The Northwest Herald, generally thought of as a pro-establishment, pro-Nygren and, now, pro-Zinke newspaper, has flooded its Letters to the Editor pages with letters from Zinke supporters. Anyone who reads them can skip the Comics page of the paper that day. Those folks are just not in touch.

I am shocked by the announced support by elected officials, including the recent Letter to the Editor by Sue Low, individually. She is the Mayor of the City of McHenry. Other support has been announced by Mike Tryon, Barb Wheeler, Tina Hill, Pam Althoff.

Zinke blew any chance to qualify as a candidate for Sheriff, when he revealed a confidential DEA investigation to Nygren political supporter and MCSD Merit Commission member Brian Goode, president of RITA Corporation. Two months later Goode contributed $5,000 to Zinke's campaign.

How thorough was MCSD Legal Affairs Officer Don Leist's "investigation"? Why, really, won't MCSD (Nygren) release the report? Or, since Zinke has been running MCSD since 2010 (as he wrote in one of his fundraising letters), . Really? During that time, morale at the McHenry County Sheriff's Department has continued to decline. Why won't Zinke release Leist's report?

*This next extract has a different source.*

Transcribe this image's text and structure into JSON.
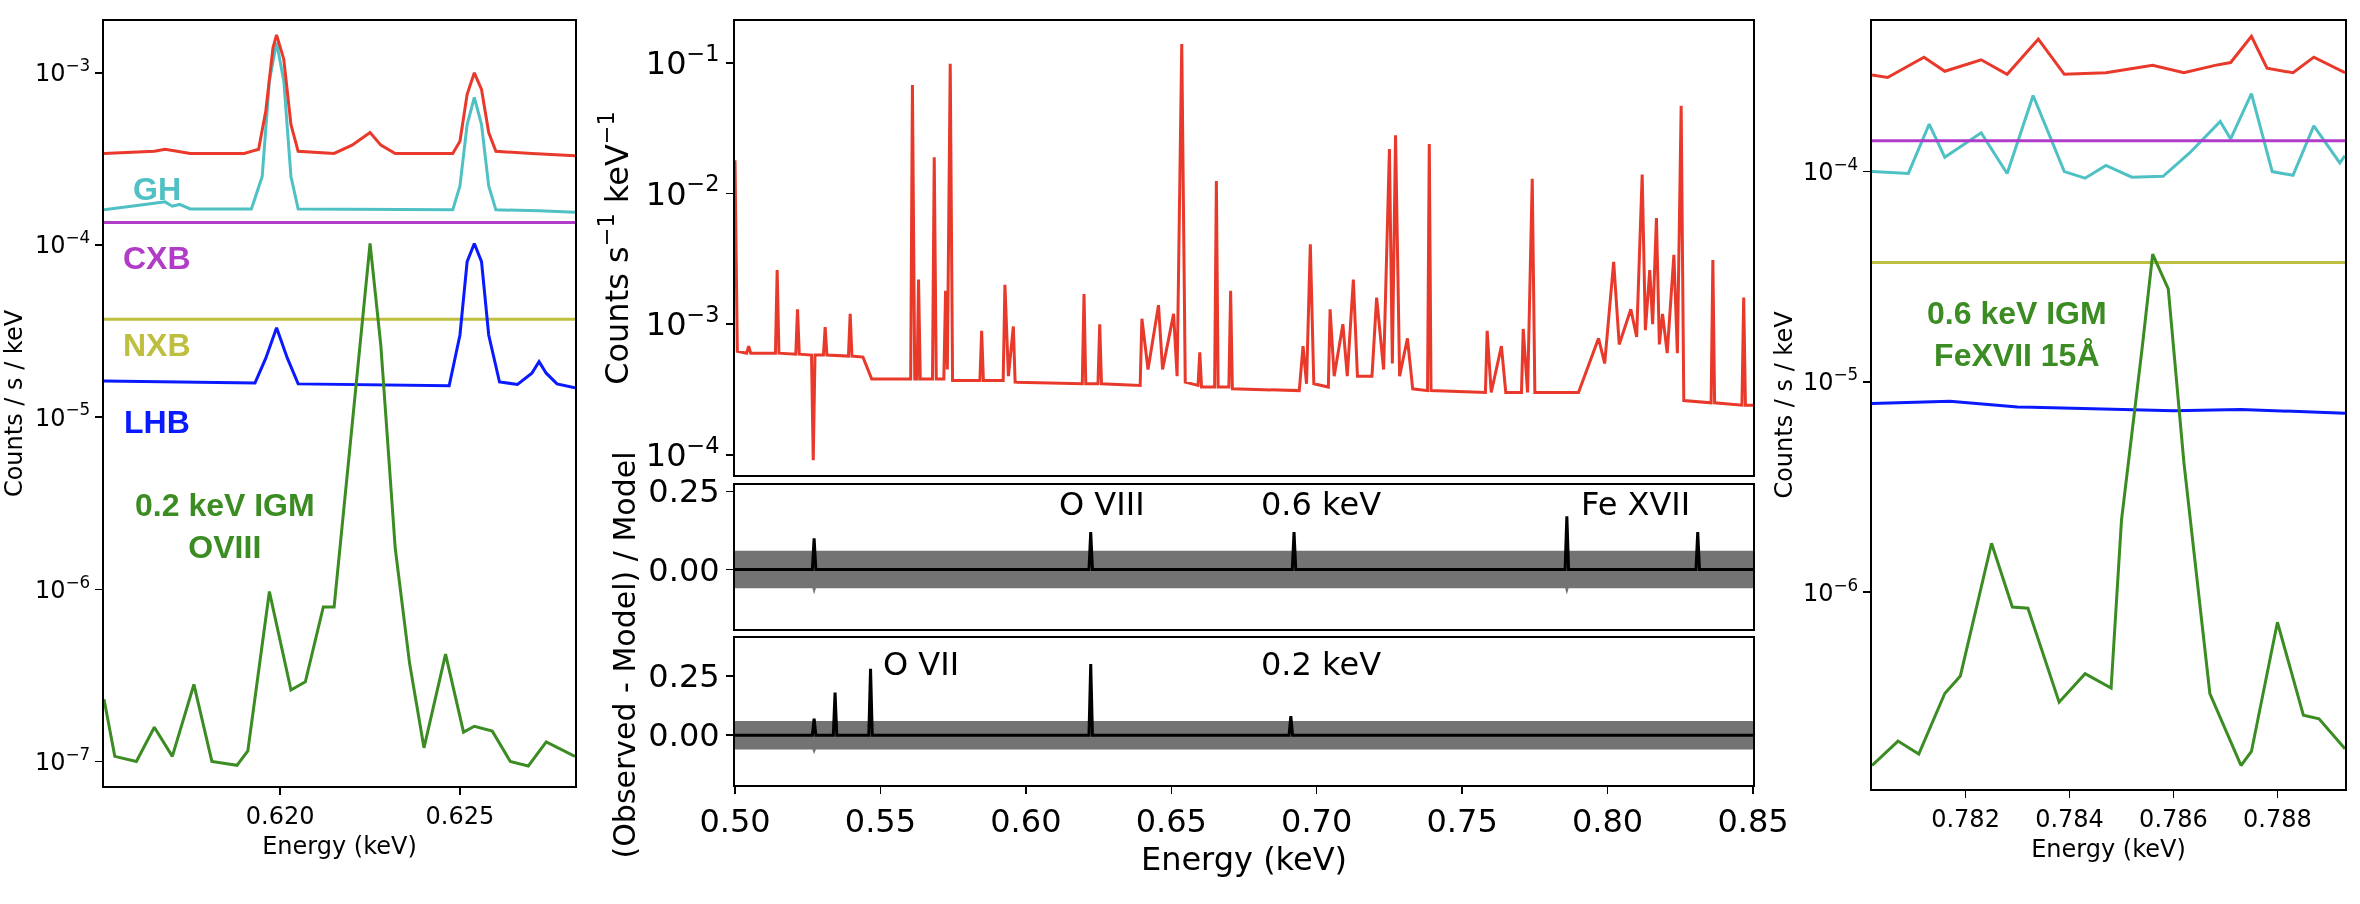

The chain-of-command has been blown apart. When certain line deputies know that they can skip supervisors and go right to their buddy at or near the top of the food chain, authority of supervisors is shot to pieces. And when command personnel skip the chain-of-command and issue instructions directly to line deputies? That's even worse, because MCSD has paid out the big bucks for some of those guys to go to places like the Northwestern University School of Police Staff and Command and to FBI training academies.

Certainly, the NU School and FBI Academies must teach the importance of chain-of-command and how you destroy an organization when you allow it to fall apart.

Will questions about chain-of-command come up tonight?

Will questions about improprieties come up?

Will questions about the cost of rogue squads of deputies come up?

How much drinking and driving is there by deputies? Why are those incidents handled internally by administrative discipline, instead of by tickets? Preventing a person from calling police to report an assault is a criminal act. How could MCSD handle that "administratively"?

Will both candidates support creation of an Internal Affairs Division?